Homens como Lula, Tony Blair, Nicolas Sarcozy, Hugo Chaves, Evo Morales e mulheres como Cristina Kirshner, Ângela Merkel, Dilma Roussef, dentre tantos outros “pseudo-governantes”, são como atiradores de faca. Nós estamos lá na roda girando de olhos fixos nas mãos deles. Eles conhecem bem a nossa agonia. Valem-se dela. A Montblanc não tem esse nome à toa, ela o usurpou da maior montanha da Europa. Quem a empunha, acredita estar no topo do mundo onde pode decidir sobre a vida de qualquer um. A roda gira nessa mesmice inquietante: uma canetada, uma facada, um tiro, uma bomba em nome da paz e a nossa vida está decidida.

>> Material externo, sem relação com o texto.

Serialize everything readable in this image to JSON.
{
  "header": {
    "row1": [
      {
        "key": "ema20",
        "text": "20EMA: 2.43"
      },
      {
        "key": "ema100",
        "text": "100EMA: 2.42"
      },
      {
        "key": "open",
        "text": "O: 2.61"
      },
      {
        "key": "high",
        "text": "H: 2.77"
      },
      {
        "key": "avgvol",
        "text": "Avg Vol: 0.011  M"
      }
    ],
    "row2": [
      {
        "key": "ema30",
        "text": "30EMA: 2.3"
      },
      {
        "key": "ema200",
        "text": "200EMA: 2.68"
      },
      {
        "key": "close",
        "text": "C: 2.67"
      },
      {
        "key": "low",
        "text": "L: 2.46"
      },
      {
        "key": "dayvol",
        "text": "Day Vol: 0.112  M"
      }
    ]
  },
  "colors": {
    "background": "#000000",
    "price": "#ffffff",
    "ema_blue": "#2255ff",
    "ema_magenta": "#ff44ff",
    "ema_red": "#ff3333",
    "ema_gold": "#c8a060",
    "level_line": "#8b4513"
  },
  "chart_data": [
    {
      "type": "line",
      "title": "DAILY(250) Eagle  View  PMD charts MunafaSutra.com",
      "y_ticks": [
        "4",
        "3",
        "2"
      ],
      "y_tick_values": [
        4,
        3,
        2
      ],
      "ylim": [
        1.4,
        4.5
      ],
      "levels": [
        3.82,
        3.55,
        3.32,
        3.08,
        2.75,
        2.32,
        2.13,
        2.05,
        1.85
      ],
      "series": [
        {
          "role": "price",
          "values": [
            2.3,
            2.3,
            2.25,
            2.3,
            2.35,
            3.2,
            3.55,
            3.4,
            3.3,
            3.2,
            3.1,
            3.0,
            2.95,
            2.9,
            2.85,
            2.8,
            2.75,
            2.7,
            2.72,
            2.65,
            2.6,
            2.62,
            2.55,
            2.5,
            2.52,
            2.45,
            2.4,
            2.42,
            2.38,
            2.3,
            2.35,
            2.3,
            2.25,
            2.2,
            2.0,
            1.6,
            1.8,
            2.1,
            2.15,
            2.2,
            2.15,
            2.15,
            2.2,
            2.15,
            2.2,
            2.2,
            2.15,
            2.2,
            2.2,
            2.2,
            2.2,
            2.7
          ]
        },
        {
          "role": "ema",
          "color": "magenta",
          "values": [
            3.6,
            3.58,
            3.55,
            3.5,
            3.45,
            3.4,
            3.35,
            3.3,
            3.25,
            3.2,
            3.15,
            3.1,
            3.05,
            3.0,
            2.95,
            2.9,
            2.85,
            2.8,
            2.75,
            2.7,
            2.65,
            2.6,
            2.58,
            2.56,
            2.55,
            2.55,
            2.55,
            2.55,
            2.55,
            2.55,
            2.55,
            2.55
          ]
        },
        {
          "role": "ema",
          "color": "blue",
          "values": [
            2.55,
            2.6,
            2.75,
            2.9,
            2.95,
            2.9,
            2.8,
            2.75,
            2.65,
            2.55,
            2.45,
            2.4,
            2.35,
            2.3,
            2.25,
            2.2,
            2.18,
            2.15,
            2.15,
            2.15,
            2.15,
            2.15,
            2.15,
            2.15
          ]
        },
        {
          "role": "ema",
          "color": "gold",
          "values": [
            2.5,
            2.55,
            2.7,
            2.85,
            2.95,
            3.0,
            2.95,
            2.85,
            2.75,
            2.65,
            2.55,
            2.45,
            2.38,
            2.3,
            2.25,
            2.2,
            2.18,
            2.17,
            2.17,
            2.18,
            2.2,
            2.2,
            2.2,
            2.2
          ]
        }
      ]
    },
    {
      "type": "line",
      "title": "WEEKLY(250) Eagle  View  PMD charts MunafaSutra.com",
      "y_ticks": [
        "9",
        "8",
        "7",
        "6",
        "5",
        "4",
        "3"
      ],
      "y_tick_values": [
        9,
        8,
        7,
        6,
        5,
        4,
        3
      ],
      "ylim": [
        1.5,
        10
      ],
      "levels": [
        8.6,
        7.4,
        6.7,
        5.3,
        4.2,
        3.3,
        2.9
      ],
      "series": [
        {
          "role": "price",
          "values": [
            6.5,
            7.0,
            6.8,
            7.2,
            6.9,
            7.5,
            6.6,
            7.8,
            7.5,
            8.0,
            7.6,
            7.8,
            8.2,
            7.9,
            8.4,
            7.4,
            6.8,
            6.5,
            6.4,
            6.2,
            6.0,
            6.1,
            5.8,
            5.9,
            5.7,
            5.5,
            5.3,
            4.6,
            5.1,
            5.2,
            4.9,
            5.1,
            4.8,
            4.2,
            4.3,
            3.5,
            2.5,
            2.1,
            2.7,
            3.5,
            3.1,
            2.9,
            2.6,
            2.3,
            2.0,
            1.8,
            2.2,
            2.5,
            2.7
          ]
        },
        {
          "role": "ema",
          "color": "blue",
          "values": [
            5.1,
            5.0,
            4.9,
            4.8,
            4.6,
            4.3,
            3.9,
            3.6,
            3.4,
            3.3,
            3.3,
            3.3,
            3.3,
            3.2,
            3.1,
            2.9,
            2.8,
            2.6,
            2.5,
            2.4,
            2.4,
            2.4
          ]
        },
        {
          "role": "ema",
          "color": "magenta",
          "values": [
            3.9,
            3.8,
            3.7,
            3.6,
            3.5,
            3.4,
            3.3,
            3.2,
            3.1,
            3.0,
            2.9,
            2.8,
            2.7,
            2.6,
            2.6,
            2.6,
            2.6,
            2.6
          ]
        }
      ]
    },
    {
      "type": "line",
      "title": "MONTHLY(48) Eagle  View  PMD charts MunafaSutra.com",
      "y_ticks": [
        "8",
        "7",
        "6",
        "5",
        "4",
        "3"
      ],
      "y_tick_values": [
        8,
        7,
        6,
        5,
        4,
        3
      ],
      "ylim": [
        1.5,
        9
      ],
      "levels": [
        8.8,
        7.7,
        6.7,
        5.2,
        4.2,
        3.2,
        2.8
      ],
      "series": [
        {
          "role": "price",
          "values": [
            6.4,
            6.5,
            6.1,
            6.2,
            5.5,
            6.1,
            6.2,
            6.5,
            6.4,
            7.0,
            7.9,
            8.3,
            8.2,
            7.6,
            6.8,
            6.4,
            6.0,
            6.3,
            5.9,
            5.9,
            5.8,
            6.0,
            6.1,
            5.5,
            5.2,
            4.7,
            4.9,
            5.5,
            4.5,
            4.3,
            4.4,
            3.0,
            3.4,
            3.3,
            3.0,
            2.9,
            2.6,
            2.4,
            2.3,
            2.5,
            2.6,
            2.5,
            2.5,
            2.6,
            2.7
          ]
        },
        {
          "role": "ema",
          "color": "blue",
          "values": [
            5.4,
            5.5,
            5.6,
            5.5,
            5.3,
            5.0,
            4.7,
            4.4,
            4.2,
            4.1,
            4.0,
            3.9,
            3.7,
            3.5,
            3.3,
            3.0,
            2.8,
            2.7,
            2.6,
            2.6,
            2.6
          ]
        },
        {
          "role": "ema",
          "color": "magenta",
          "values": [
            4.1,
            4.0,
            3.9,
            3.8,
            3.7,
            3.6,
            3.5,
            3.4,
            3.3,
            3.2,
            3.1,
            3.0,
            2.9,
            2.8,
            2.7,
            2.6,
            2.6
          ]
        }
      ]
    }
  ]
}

Mas, há também momentos em que a soberba se rende à inteligência. Línguas maldosas dizem que os americanos gastaram milhões investigando uma maneira de escrever no espaço sideral, porque a tinta insistia em não descer até a esfera por causa da falta de gravidade, então como anotar os problemas emergenciais? Os russos, ao contrário, não gastaram um centavo sequer e conseguiram resultados imediatos. Simplesmente usaram grafite. Para usar bem uma caneta, não é necessário estar no topo do mundo, mas de posse da razão.